[QUOTE=B767]"Overcharging", strong language wouldn't you agree? On what basis do you make this statement? Are you saying that because one company might have lower operating costs that the company with higher cost is automatically "overcharging" it's customers? If that is the case than AC must have been overcharging it's customers on routes where it competes against WJ & SG? Maybe, just maybe Cara had to charge another $ 14M to make up for the money AC screwed them out of when they went into CCAA? [QUOTE]
Okay, overcharging is a little bit agressive.
Cara's liability from the CCAA process is only equal to 6 weeks revenue from the old AC contract. Considering most of their money comes from Second Cup, Harvey's, Swiss Chalet, Milestones, etc, I suspect they can take the hit.
What this does smack of is Cara using the AC situation to wring out cost savings from the enployee group. Asking for salary reductions has traditionally been the way to get cost savings from labour productivity improvements and the blame game has all ready inprogress.
What Cara needs to od is focus on improving labour productivity rather than salary cuts,however unions are always very reluctant to talk unless suficiently scared.

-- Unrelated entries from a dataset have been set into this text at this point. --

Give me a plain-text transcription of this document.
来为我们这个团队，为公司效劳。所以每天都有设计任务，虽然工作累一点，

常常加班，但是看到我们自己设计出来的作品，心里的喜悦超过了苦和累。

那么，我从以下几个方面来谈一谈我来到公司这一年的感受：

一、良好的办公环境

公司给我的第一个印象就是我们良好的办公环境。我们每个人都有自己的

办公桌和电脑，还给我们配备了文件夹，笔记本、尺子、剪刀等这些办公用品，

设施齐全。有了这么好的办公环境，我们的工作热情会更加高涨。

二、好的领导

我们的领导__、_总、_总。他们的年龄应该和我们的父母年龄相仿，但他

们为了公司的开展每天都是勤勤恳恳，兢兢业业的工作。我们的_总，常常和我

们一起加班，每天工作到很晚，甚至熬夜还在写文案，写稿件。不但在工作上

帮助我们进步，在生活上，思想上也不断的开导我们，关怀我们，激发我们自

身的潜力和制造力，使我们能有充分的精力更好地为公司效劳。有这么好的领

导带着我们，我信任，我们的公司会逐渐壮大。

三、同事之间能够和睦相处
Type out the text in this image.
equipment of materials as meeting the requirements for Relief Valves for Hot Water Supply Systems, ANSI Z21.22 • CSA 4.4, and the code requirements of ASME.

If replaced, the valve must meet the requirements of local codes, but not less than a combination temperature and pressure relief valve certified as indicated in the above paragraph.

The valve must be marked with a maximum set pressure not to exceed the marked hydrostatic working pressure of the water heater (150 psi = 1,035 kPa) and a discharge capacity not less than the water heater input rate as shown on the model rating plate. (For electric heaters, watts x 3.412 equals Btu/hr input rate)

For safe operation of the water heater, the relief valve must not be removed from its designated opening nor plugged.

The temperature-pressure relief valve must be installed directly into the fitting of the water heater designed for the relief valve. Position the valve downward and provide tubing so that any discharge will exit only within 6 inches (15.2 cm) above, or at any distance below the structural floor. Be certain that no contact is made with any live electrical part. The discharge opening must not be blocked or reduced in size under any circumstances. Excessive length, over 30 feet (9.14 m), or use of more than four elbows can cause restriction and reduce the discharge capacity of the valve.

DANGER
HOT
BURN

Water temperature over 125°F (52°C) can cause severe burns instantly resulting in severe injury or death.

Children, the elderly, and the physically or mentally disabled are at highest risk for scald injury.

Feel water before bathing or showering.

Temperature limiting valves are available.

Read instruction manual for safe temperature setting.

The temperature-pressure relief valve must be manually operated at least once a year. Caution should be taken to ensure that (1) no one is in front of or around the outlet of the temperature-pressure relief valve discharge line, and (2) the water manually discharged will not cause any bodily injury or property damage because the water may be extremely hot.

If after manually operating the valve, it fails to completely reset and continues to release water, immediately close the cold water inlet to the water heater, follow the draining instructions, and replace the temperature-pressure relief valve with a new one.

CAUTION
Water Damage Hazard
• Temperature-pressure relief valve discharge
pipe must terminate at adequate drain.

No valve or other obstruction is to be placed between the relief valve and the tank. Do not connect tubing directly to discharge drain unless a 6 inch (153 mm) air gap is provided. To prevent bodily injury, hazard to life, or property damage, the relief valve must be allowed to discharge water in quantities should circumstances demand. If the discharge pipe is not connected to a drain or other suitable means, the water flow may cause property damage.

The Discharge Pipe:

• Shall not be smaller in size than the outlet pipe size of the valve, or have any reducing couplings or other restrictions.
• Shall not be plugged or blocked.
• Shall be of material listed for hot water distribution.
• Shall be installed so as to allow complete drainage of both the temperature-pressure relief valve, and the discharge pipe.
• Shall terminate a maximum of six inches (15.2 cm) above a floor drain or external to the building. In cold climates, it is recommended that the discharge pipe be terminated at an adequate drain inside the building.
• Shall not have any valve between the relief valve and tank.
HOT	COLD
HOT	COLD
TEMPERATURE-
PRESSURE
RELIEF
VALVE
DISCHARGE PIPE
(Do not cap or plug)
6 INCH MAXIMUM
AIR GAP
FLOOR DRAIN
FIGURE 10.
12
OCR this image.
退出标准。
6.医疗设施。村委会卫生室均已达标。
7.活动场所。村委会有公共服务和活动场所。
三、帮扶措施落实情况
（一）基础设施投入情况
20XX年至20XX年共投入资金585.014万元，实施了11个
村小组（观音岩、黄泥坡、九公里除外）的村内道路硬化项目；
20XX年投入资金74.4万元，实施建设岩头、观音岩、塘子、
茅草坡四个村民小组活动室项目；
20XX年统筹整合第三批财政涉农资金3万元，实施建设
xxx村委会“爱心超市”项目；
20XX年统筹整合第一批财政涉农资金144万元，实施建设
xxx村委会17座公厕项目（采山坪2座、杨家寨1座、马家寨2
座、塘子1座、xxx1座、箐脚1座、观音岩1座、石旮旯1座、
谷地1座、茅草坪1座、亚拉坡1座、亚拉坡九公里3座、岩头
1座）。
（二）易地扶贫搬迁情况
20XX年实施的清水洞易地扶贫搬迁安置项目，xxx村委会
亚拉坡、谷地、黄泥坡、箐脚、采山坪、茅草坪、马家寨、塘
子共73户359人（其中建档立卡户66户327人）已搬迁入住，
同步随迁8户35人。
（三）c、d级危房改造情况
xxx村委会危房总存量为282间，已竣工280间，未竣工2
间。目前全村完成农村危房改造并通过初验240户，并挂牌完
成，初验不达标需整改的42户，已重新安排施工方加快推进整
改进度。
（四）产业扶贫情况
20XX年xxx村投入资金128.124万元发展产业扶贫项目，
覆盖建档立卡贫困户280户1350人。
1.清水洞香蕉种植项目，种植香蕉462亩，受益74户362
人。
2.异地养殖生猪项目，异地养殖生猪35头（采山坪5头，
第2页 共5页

Oh, and I have been on the receiving end of a corporate customer saying my company was overcharging them because our fees and processes were less efficient than a competitors. My organization told this competitor we charged industry average rates (actually a little below average) and were still losing buckets of money (industry downturn). We did not accept their position but continued to discuss the situation. Three months later the "lower cost" competitor went out of business. After this incident, I tend to use the term overcharging a little too lightly sometimes.